Seules la mégalomanie et le mépris de l’Être humain pouvait entraîner le pouvoir d’alors dans l’élimination sommaire de tous ces innocents, croyez moi pire qu’une guerre civile…

Les raisons de cette barbarie, bien qu’inavouées, ne reposaient que sur une seule vision, celle basée sur l’élimination systématique de tout processus, ou comportement d’individus, de groupes ou d’associations tendant vers le triptyque du SAVOIR, du POUVOIR et de l’AVOIR. En effet, le régime des bourreaux d’antan, pendant le 1/4 de siècle de règne absolu et sans partage a éliminé systématiquement et de façon programmé, tous les enfants de ce pays dès l’instant où il était prouvé que tel était intellectuel, instruit (le SAVOIR), tel était crédible et vénéré (le POUVOIR), ou que tel était nantis, riche (l’AVOIR)…quel faiblesse de l’âme…pour en arriver à l’élimination consciente des socles du développement d’une nation véritable.

Tout ceci s’est déroulé au vu et au su de tous sans aucune réaction visant à stopper cette machine aveugle et infernale au nom d’une prétendue révolution..

Allons nous les accuser tous… de lâches quand ils ont vu et laisser faire ?

De complices lorsqu’ils se sont associés pour le fauteuil ?

Pour répondre à cette question, nous disons :

Non  aux « faux débats des complots » prônés par les bourreaux d’alors et,

–     Oui au débat du « Meurtre prémédité» qui n’épargna aucune couche sociale, même les « bourreaux » piégés par leur propre système…

C’est dans le souci d’éviter une telle situation pour notre pays que nous, enfants des victimes, avons entrepris dans notre programme d’action : d’institutionnaliser des cérémonies commémoratives de quelques importantes dates historiques des massacres ignobles et déshumanisants perpétrés par l’ancien régime, le régime de la terreur :

Le 25 janvier 1971 (les pendaisons),

le même 25 janvier 1971 (les fusillades)

–     les 17 et 18 octobre 1971 (les exécutions de civiles)

Ces différentes cérémonies de recueillement ont pour objectif essentiel de rappeler à la nation guinéenne cette « Mémoire collective » et « le devoir de Mémoire » pour que « Plus Jamais ça » car, « toute nation qui oubli son passé a tendance à le répéter »

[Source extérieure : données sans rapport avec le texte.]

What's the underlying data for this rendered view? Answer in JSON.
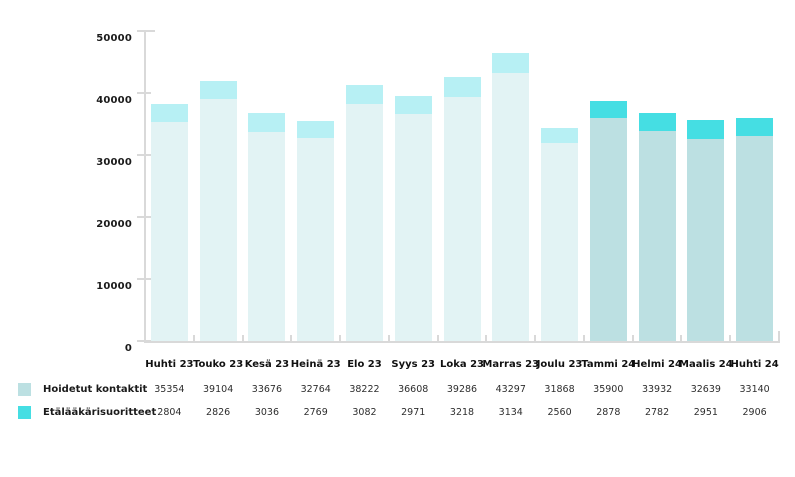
{
  "chart_data": {
    "type": "bar",
    "stacked": true,
    "title": "",
    "categories": [
      "Huhti 23",
      "Touko 23",
      "Kesä 23",
      "Heinä 23",
      "Elo 23",
      "Syys 23",
      "Loka 23",
      "Marras 23",
      "Joulu 23",
      "Tammi 24",
      "Helmi 24",
      "Maalis 24",
      "Huhti 24"
    ],
    "series": [
      {
        "name": "Hoidetut kontaktit",
        "values": [
          35354,
          39104,
          33676,
          32764,
          38222,
          36608,
          39286,
          43297,
          31868,
          35900,
          33932,
          32639,
          33140
        ]
      },
      {
        "name": "Etälääkärisuoritteet",
        "values": [
          2804,
          2826,
          3036,
          2769,
          3082,
          2971,
          3218,
          3134,
          2560,
          2878,
          2782,
          2951,
          2906
        ]
      }
    ],
    "highlighted_categories": [
      "Tammi 24",
      "Helmi 24",
      "Maalis 24",
      "Huhti 24"
    ],
    "ylim": [
      0,
      50000
    ],
    "y_tick_labels": [
      "0",
      "10000",
      "20000",
      "30000",
      "40000",
      "50000"
    ],
    "xlabel": "",
    "ylabel": "",
    "grid": false,
    "legend_position": "bottom-left",
    "colors": {
      "kontaktit_normal": "#e2f3f4",
      "kontaktit_highlight": "#bce0e2",
      "etalaakari_normal": "#b7f0f4",
      "etalaakari_highlight": "#45dee3",
      "axis": "#d9d9d9",
      "label_text": "#111111",
      "value_text": "#2e2e2e"
    }
  },
  "legend": {
    "items": [
      {
        "label": "Hoidetut kontaktit",
        "color": "#bce0e2"
      },
      {
        "label": "Etälääkärisuoritteet",
        "color": "#45dee3"
      }
    ]
  }
}
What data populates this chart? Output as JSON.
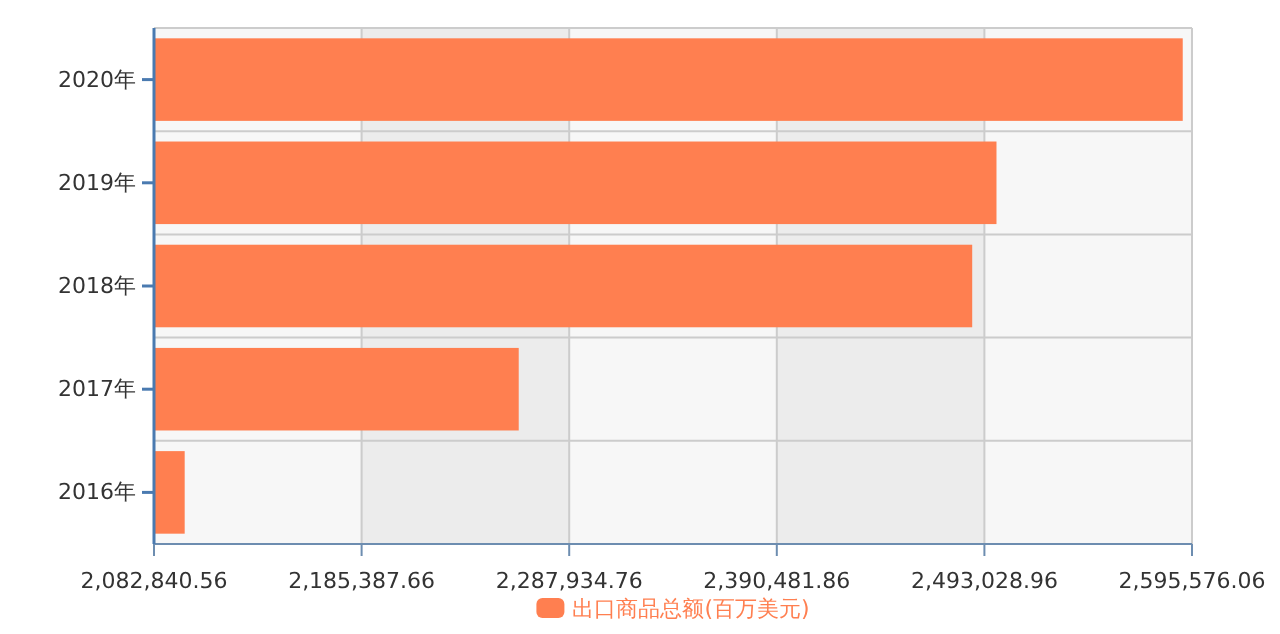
{
  "chart_data": {
    "type": "bar",
    "orientation": "horizontal",
    "categories": [
      "2020年",
      "2019年",
      "2018年",
      "2017年",
      "2016年"
    ],
    "series": [
      {
        "name": "出口商品总额(百万美元)",
        "color": "#ff7f50",
        "values": [
          2591000,
          2499000,
          2487000,
          2263000,
          2098000
        ]
      }
    ],
    "xlim": [
      2082840.56,
      2595576.06
    ],
    "xticks": [
      {
        "value": 2082840.56,
        "label": "2,082,840.56"
      },
      {
        "value": 2185387.66,
        "label": "2,185,387.66"
      },
      {
        "value": 2287934.76,
        "label": "2,287,934.76"
      },
      {
        "value": 2390481.86,
        "label": "2,390,481.86"
      },
      {
        "value": 2493028.96,
        "label": "2,493,028.96"
      },
      {
        "value": 2595576.06,
        "label": "2,595,576.06"
      }
    ],
    "grid": true,
    "legend": "bottom"
  }
}
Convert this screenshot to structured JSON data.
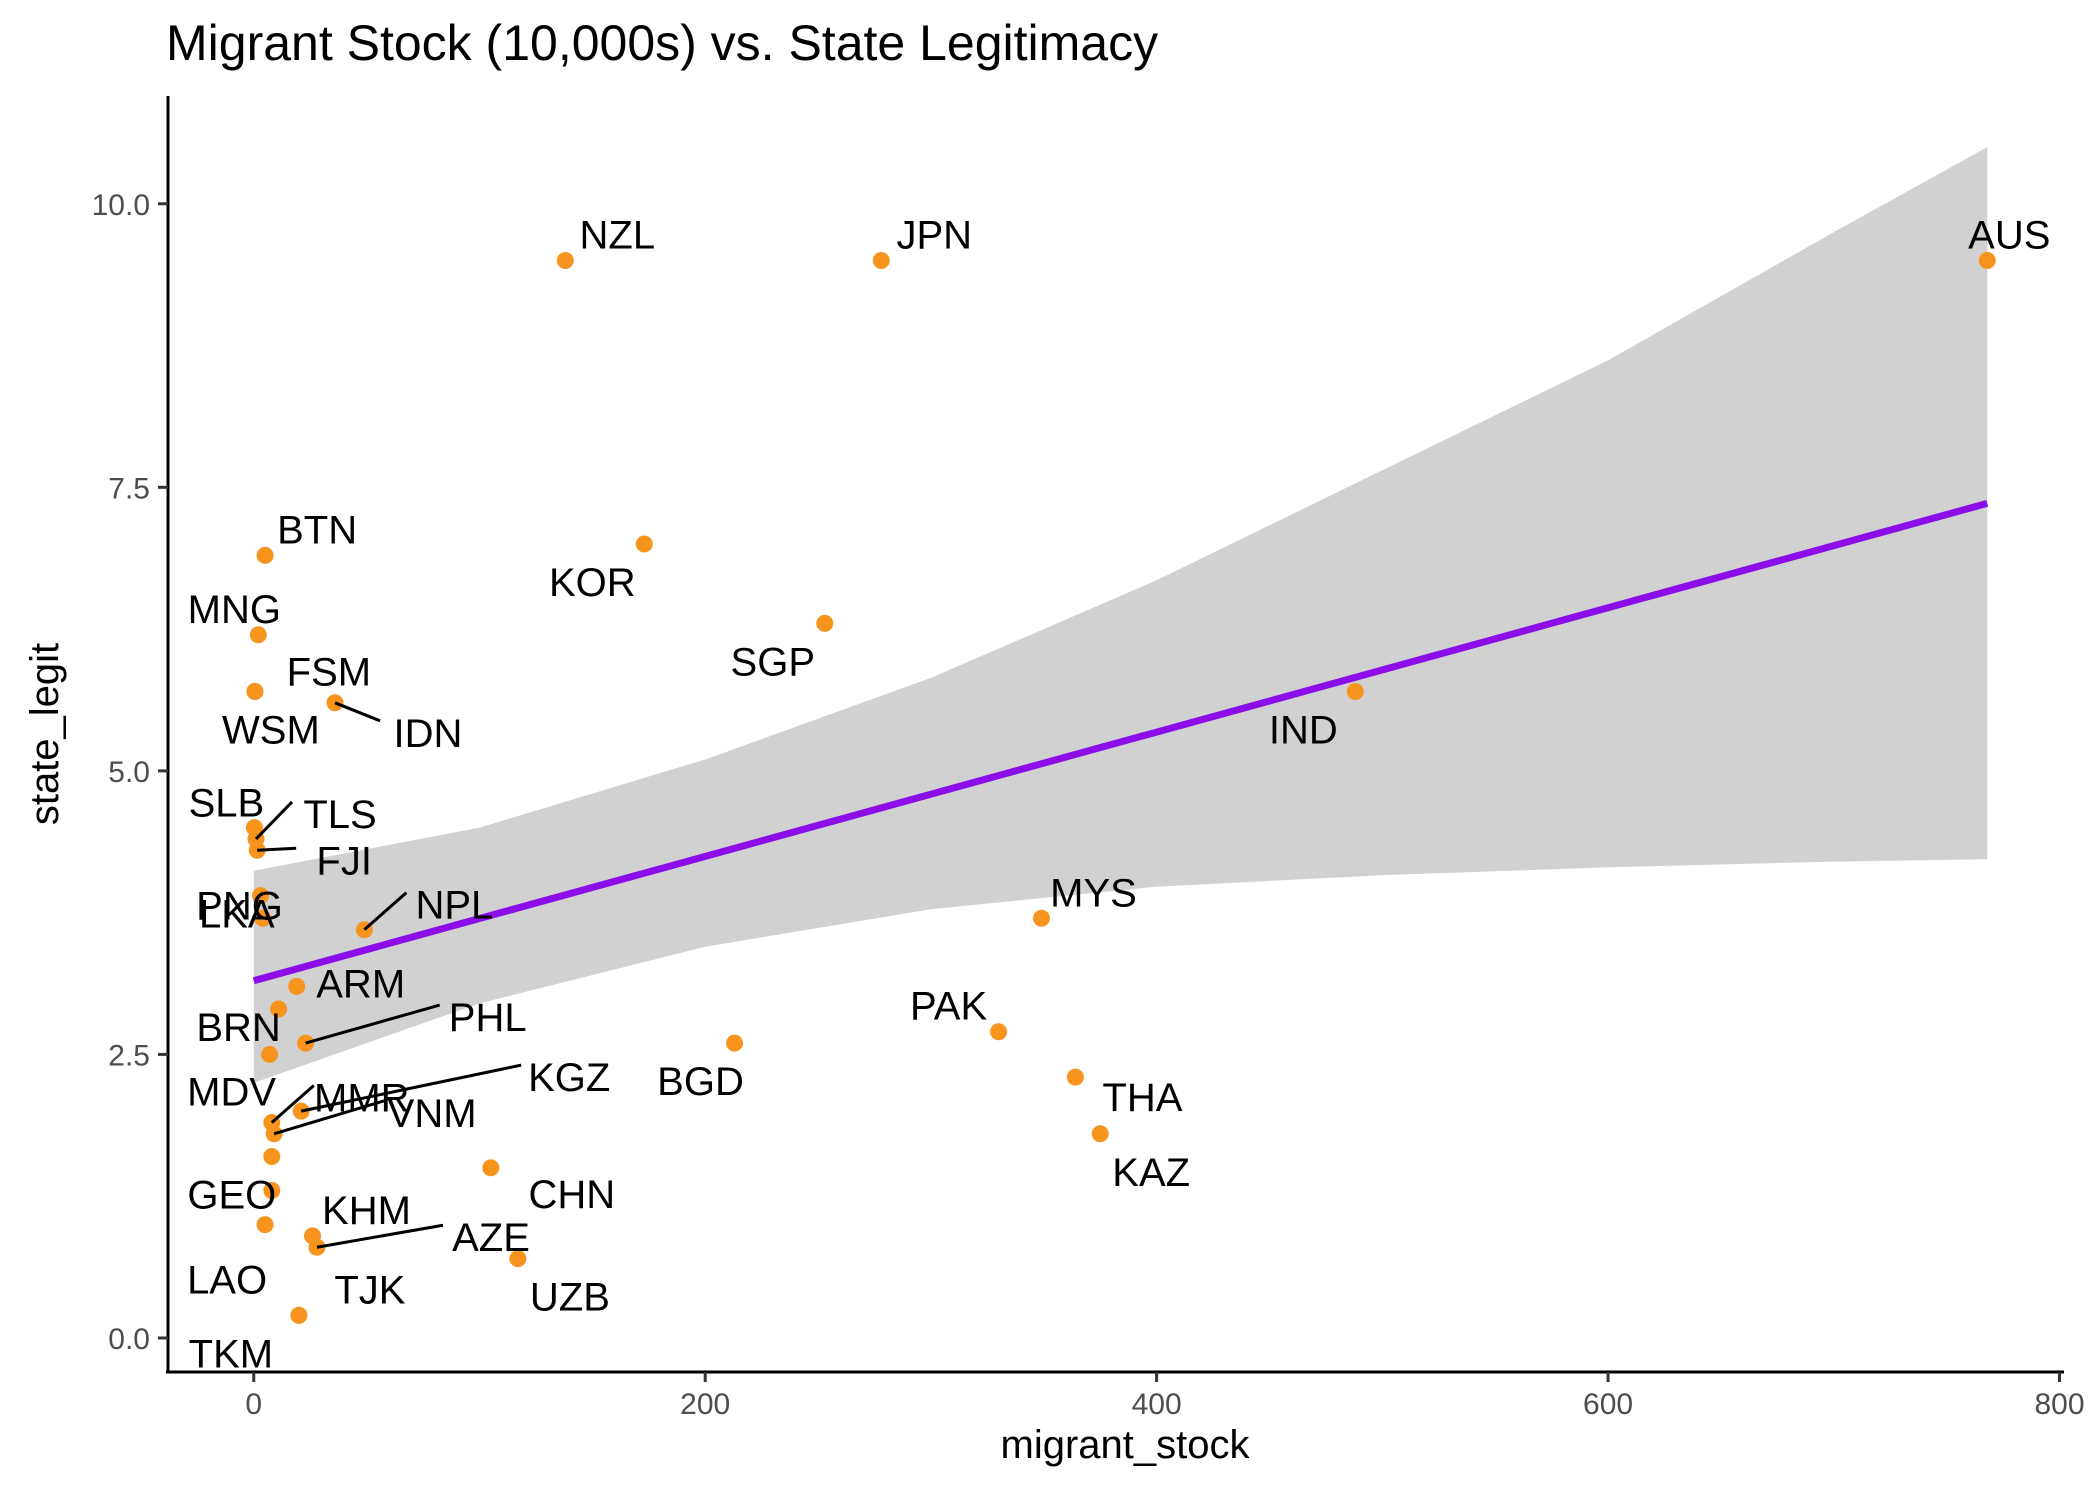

C’est donc avec la main tendue à toutes les couches sociales de cette nation sans distinction aucune, afin de réhabiliter nos chers disparus de façon solennelle et digne.

Mesdames et Messieurs,

Cette année, cette commémoration revêt un intérêt capital du fait de la destruction imminente de cet ouvrage chargé de symboles (première quinzaine du mois de mars).

C’est pourquoi nous réclamons l’érection d’une stèle des martyrs à côté du nouveau pont en construction.

Nous ne saurions clore cette intervention sans rendre un hommage particulier à nos chères et braves Mères qui nous ont préservés ; grâce à leur combat dans le silence et la persévérance, en nous soignant et nous éduquant dans la dignité et sans haine.

Mesdames et Messieurs,

La vérité est têtue. Osons la chercher, la trouver et la dire dans la tolérance et sans passion, pour qu’ensemble, nous puissions bâtir la Guinée de demain.

Je vous remercie pour votre aimable attention.

Le Président de l’AVCB Dr MAREGA FODE

Au nom du bureau exécutif et de tous les membres et sympathisants.